What are the close-by arguments that are actually reasonable? Here is a list of close-by arguments (not necessarily endorsed by me!):
On empirical updates from current systems: If current AI systems are broadly pretty easy to steer and there is good generalization of this steering, that should serve as some evidence that future more powerful AI systems will also be relatively easier to steer. This will help prevent concerns like scheming from arising in the first place or make these issues easier to remove.
This argument holds to some extent regardless of whether current AIs are smart enough to think through and successfully execute scheming strategies. For instance, imagine we were in a world where steering current AIs was clearly extremely hard: AIs would quickly overfit and goodhart training processes, RLHF was finicky and had terrible sample efficiency, and AIs were much worse at sample efficiently updating on questions about human deontological constraints relative to questions about how to successfully accomplish other tasks. In such a world, I think we should justifiably be more worried about future systems.

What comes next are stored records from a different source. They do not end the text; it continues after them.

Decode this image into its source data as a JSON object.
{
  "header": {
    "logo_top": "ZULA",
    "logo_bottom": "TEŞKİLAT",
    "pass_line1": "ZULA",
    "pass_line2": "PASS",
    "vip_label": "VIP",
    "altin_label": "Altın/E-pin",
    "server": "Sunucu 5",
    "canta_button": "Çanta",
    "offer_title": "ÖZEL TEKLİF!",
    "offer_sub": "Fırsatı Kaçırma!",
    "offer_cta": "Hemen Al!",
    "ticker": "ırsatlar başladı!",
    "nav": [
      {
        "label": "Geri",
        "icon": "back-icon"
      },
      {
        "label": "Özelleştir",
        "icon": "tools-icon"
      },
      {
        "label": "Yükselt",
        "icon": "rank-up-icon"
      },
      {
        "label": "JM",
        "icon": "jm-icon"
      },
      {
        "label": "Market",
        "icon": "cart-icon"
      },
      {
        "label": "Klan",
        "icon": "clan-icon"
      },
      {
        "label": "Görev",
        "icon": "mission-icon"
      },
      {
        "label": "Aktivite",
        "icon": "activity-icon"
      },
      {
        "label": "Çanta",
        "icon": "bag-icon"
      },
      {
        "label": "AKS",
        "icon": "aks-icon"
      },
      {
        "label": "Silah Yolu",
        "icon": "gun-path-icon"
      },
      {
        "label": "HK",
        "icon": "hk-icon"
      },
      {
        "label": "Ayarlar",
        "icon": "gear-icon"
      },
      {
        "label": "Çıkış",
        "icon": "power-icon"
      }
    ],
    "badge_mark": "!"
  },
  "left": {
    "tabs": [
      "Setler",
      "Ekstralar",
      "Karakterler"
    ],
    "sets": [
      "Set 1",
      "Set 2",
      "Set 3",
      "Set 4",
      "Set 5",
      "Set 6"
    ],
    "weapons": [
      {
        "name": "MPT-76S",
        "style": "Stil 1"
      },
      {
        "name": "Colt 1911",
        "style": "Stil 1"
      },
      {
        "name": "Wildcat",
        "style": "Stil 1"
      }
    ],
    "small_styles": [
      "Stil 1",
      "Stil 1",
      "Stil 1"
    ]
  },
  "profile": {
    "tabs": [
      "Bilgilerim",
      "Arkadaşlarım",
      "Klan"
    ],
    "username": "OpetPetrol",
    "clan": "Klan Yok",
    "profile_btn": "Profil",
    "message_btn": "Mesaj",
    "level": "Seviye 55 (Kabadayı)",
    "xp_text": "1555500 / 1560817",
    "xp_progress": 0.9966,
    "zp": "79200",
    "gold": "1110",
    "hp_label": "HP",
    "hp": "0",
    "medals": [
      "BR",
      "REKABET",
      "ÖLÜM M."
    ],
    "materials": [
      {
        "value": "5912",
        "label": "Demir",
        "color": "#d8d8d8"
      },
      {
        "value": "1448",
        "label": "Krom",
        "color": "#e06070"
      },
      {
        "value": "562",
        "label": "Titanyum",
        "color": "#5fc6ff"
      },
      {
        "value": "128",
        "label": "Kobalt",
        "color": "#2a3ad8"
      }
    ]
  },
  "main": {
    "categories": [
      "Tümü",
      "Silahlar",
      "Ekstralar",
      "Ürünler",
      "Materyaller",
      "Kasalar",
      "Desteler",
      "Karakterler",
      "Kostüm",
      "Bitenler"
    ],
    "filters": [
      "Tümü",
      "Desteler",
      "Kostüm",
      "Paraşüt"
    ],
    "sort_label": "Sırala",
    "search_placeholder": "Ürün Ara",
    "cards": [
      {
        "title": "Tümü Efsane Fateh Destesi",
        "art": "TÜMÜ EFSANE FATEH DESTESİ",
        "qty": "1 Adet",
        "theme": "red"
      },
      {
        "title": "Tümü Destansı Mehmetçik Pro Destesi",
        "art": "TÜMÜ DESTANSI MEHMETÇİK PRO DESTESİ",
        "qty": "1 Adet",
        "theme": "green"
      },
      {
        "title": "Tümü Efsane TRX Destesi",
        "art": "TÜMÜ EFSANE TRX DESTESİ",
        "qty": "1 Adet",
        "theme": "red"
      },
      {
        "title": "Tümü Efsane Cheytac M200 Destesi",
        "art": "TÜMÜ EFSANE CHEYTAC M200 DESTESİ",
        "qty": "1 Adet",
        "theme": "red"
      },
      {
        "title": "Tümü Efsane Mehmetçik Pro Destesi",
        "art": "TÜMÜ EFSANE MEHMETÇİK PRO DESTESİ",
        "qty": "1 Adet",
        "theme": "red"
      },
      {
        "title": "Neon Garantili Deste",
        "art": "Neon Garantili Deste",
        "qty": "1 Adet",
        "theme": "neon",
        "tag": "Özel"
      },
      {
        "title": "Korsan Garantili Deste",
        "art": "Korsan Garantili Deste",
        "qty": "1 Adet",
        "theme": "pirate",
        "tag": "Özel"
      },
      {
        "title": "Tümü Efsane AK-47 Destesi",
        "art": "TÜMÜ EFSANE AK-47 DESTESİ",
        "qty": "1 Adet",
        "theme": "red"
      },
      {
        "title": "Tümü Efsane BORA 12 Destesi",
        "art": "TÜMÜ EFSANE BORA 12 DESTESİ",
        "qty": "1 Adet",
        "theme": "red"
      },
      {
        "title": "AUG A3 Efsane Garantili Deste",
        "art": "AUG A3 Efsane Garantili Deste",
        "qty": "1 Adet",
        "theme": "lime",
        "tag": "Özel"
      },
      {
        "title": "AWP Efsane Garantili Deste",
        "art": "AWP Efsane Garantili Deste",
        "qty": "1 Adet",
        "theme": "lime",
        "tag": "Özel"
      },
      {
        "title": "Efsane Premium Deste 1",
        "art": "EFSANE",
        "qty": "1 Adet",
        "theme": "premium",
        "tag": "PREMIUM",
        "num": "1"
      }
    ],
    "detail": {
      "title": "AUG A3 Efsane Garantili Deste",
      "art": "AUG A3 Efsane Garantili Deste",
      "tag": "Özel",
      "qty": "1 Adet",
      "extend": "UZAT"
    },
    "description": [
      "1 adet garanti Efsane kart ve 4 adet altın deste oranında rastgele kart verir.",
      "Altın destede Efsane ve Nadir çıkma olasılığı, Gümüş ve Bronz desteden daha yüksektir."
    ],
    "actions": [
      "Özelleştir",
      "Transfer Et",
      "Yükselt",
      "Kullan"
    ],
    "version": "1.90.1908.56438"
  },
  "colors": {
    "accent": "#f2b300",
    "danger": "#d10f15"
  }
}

And in fact, people do argue about how hard it is to steer current systems and what this implies. For an example of a version of an argument like this, see here, though note that I disagree with various things.
It’s pretty unclear what predictions Eliezer made about the steerability of future AI systems and he should lose some credit for not making clear predictions. Further, my sense is his implied predictions don’t look great. (Paul’s predictions as of about 2016 seem pretty good from my understanding, though not that clearly laid out, and are consistent with his threat models.)
On unfalsifiability: It should be possible to empirically produce evidence for or against scheming prior to it being too late. The fact that MIRI-style doom views often don’t discuss predictions about experimental evidence and also don’t make reasonably convincing arguments that it will be very hard to produce evidence in test beds is concerning. It’s a bad sign if advocates for a view don’t try hard to make it falsifiable prior to that view implying aggressive action.
My view is that we’ll probably get a moderate amount of evidence on scheming prior to catastrophe (perhaps 3x update either way), with some chance that scheming will basically be confirmed in an earlier model. And, it is in principle possible to obtain certainty either way about scheming using experiments, though this might be very tricky and a huge amount of work for various reasons.
On empiricism: There isn’t good empirical evidence for scheming and instead the case for scheming depends on dubious arguments. Conceptual arguments have a bad track record, so to estimate the probability of scheming we should mostly guess based on the most basic and simple conceptual arguments and weight more complex arguments very little. If you do this, scheming looks unlikely.
I roughly half agree with this argument, but I’d note that you also have to discount conceptual arguments against scheming in the same way and that the basic and simple conceptual arguments seem to indicate that scheming isn’t that unlikely. (I’d say around 25%.)
I basically endorse argument 1, and one other update you haven’t mentioned but which is important is that the values of a human turn out to be less complicated and fragile, and more generalizable than people thought (this is because human values data is likely a small part of GPT-4, and yet it can correctly answer a lot of morality questions, and I think LLMs are genuinely learning new regularities here, so they can generalize from their training data).
Implications for AI risk of course abound.
Another way to put this is that posts should often discuss their limitations, particular when debunking bad arguments that are similar to more reasonable arguments.
I think discussing limitations clearly is a reasonable norm for scientific papers that reduces the extent to which people intentionally or unintentionally get away with implying their results prove more than they do.